Она сухо смеётся и пудрит пылающие щёки.
– Ради его славы, если тебе так угодно. Лавровый венок… что ж, этот головной убор не хуже любого другого. Не ищи шляпу, она лежит на кровати.
До чего доведут меня эти женщины? Ни на одну из них не хотела бы я походить! Марта готова на всё, Каллиопа цинична, как женщина из гарема, Клодина своим бесстыдством напоминает дикого зверька со всеми его инстинктами, включая и благородные. Боже! Ты видишь, как здраво о них я сужу, сделай же так, чтоб я не стала такой, как они!

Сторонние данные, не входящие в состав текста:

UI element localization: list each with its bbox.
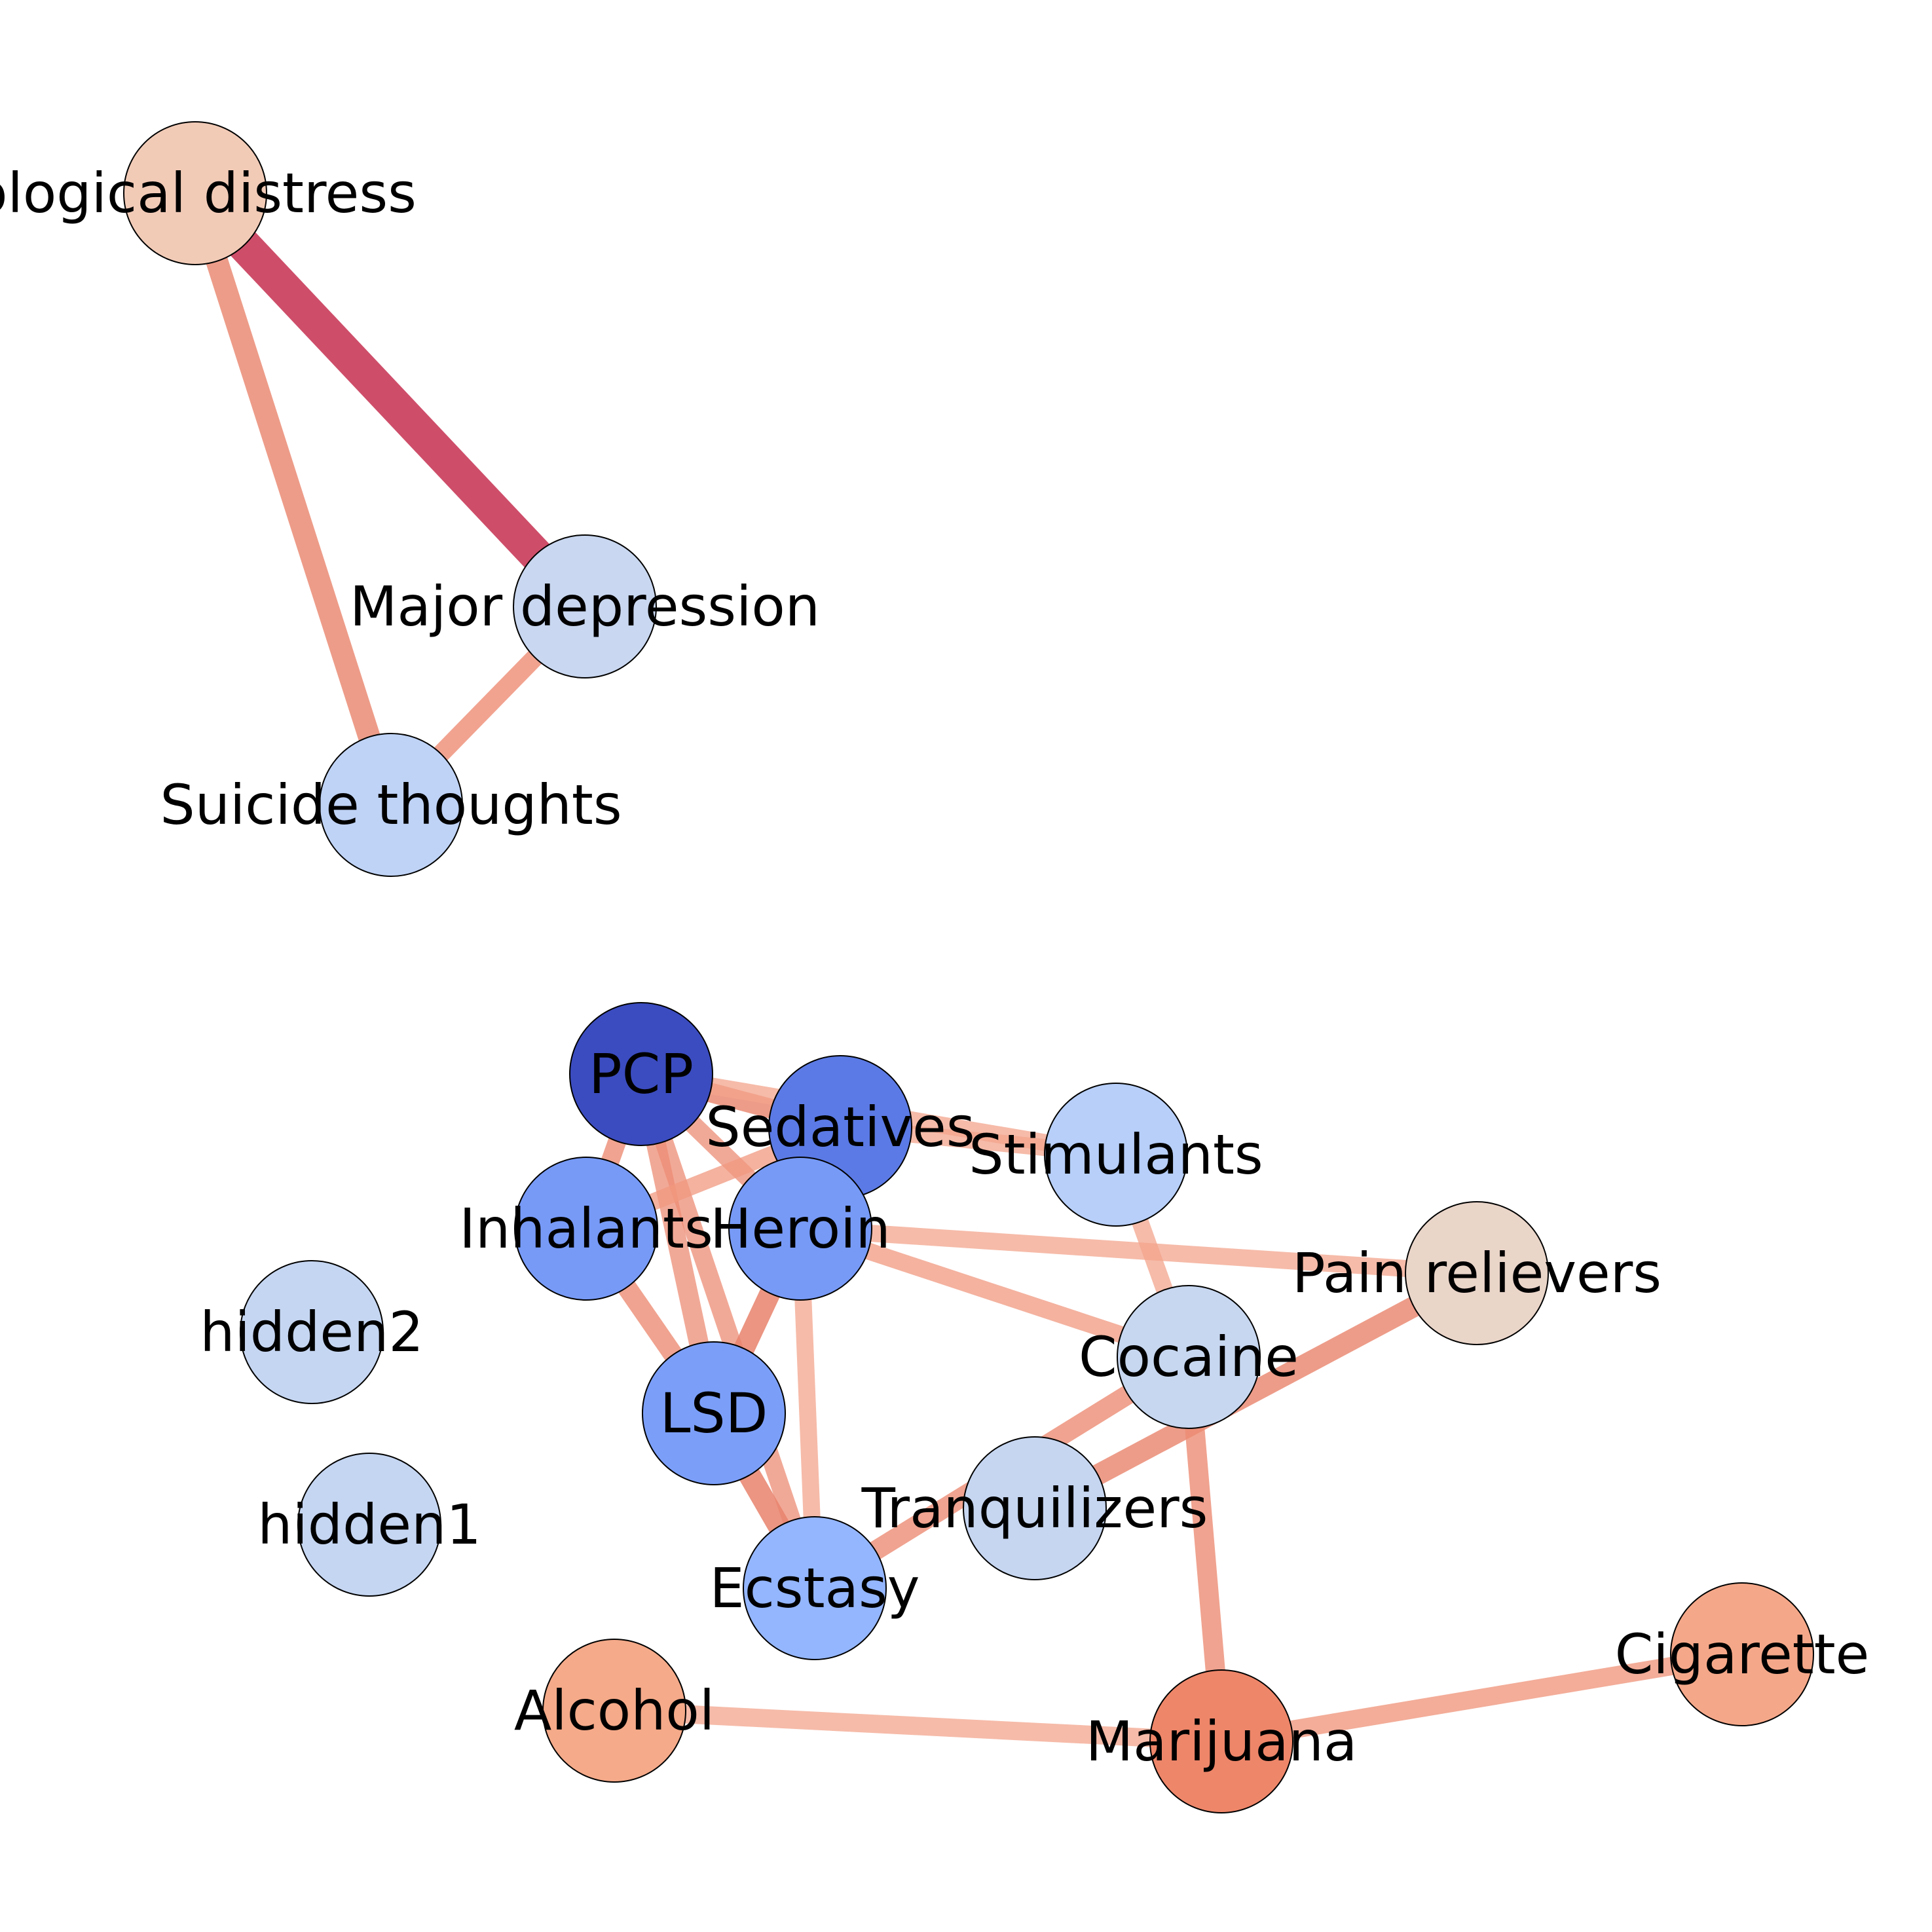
node-label-cocaine: Cocaine [1079, 1325, 1299, 1389]
node-label-ecstasy: Ecstasy [710, 1556, 920, 1620]
node-painrelievers[interactable] [1405, 1201, 1549, 1345]
label-layer: ological distress Major depression Suicide… [0, 161, 1869, 1774]
node-hidden1[interactable] [297, 1453, 441, 1597]
node-label-cigarette: Cigarette [1615, 1622, 1870, 1686]
node-label-inhalants: Inhalants [459, 1197, 713, 1261]
node-label-suicide: Suicide thoughts [160, 773, 622, 837]
node-label-stimulants: Stimulants [969, 1123, 1263, 1187]
node-hidden2[interactable] [240, 1260, 384, 1404]
node-inhalants[interactable] [514, 1157, 658, 1301]
node-label-alcohol: Alcohol [514, 1679, 715, 1743]
node-label-pcp: PCP [589, 1042, 694, 1106]
edge-psych-depression [183, 181, 597, 618]
node-suicide[interactable] [319, 733, 463, 877]
node-depression[interactable] [513, 534, 657, 678]
node-label-painrelievers: Pain relievers [1292, 1241, 1662, 1305]
node-label-psych: ological distress [0, 161, 417, 225]
node-label-lsd: LSD [660, 1381, 768, 1445]
edge-heroin-painrelievers [800, 1220, 1477, 1282]
node-marijuana[interactable] [1149, 1669, 1293, 1813]
edge-tranquilizers-painrelievers [1030, 1263, 1482, 1518]
node-label-heroin: Heroin [710, 1197, 891, 1261]
node-pcp[interactable] [569, 1002, 713, 1146]
node-cocaine[interactable] [1117, 1285, 1261, 1429]
node-stimulants[interactable] [1044, 1083, 1188, 1227]
node-psych[interactable] [123, 121, 267, 265]
node-label-hidden2: hidden2 [200, 1300, 424, 1364]
node-alcohol[interactable] [542, 1639, 686, 1783]
node-ecstasy[interactable] [743, 1516, 887, 1660]
edge-psych-suicide [184, 189, 402, 809]
node-label-depression: Major depression [350, 574, 820, 639]
node-label-tranquilizers: Tranquilizers [861, 1476, 1208, 1540]
node-cigarette[interactable] [1670, 1582, 1814, 1726]
node-label-sedatives: Sedatives [705, 1095, 975, 1159]
node-layer [123, 121, 1814, 1813]
node-label-hidden1: hidden1 [257, 1493, 481, 1557]
edge-alcohol-marijuana [614, 1701, 1222, 1751]
node-label-marijuana: Marijuana [1086, 1709, 1358, 1774]
edge-pcp-ecstasy [632, 1071, 824, 1591]
node-lsd[interactable] [642, 1341, 786, 1485]
node-tranquilizers[interactable] [963, 1436, 1107, 1580]
node-heroin[interactable] [728, 1157, 872, 1301]
edge-marijuana-cigarette [1219, 1645, 1744, 1751]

Да, я отправилась с Мартой слушать музыку, а потом мы гуляли по парку, Можи шёл между нами. В пустынной аллее Марта сказала мне просто: «Анни, у тебя на башмаке развязался шнурок». Я покорно сделала вид, что завязываю шелковый шнурок, хотя узел был в полном порядке, и не стала их догонять. Я следовала за ними издалека, глядя в землю, не смея поднять глаз, не решаясь взглянуть на их спины, до меня долетали лишь их негромкие взволнованные голоса.
Наконец Марта, возбуждённая и торжествующая, подошла ко мне, освобождая меня от этой постыдной вахты, и я с облегчением вздохнула. Она ласково взяла меня под руку.
– Всё в порядке. Спасибо, дружок. Ты очень мне помогла. Подумай только, в каком я была затруднении. Назначь я свидание Можи в парке, на молочной ферме или за одним из столиков в кафе, через пять минут к нам бы наверняка пристал какой-нибудь надоедливый господин или, что ещё хуже, какая-нибудь дама. А принять его у себя в комнате уже было опасно.
– Значит, он их тебе обещал?
– Что?
– Статьи в иностранных журналах.
– Ах, да… Да, и статьи, и всё, что я пожелаю.
Она на мгновение умолкает, обмахивается пышными рукавами и говорит как бы про себя, очень тихо:
– А он богат, этот негодяй.
Удивлённая, я смотрю на неё.
– Богат? А тебе-то что до этого, Марта?
– Я хочу сказать, – живо объясняет она, – что завидую ему: он пишет ради собственного удовольствия, ему не приходится вкалывать, как этому бедняге Леону – посмотри, как он безуспешно осаждает Каллиопу. Этот кипрский город без крепостных стен никак не желает сдаваться.
– К тому же осаждающий, возможно, не слишком хорошо вооружён, – робко вставляю я.
Марта, поражённая, останавливается посреди аллеи.
– Боже милостивый! Анни начинает говорить непристойности! Дорогая моя, я и не предполагала, что у тебя имеются такие точные сведения о Леоне.
Она весело присоединяется к группе наших общих знакомых, а я, сославшись на мигрень, возвращаюсь в гостиницу, в свою комнату, где маленький чёрный Тоби всегда покорно лежит у моих ног; меня беспокоит собственная судьба, я всем недовольна, меня унижает та некрасивая услуга, которую я оказала своей золовке.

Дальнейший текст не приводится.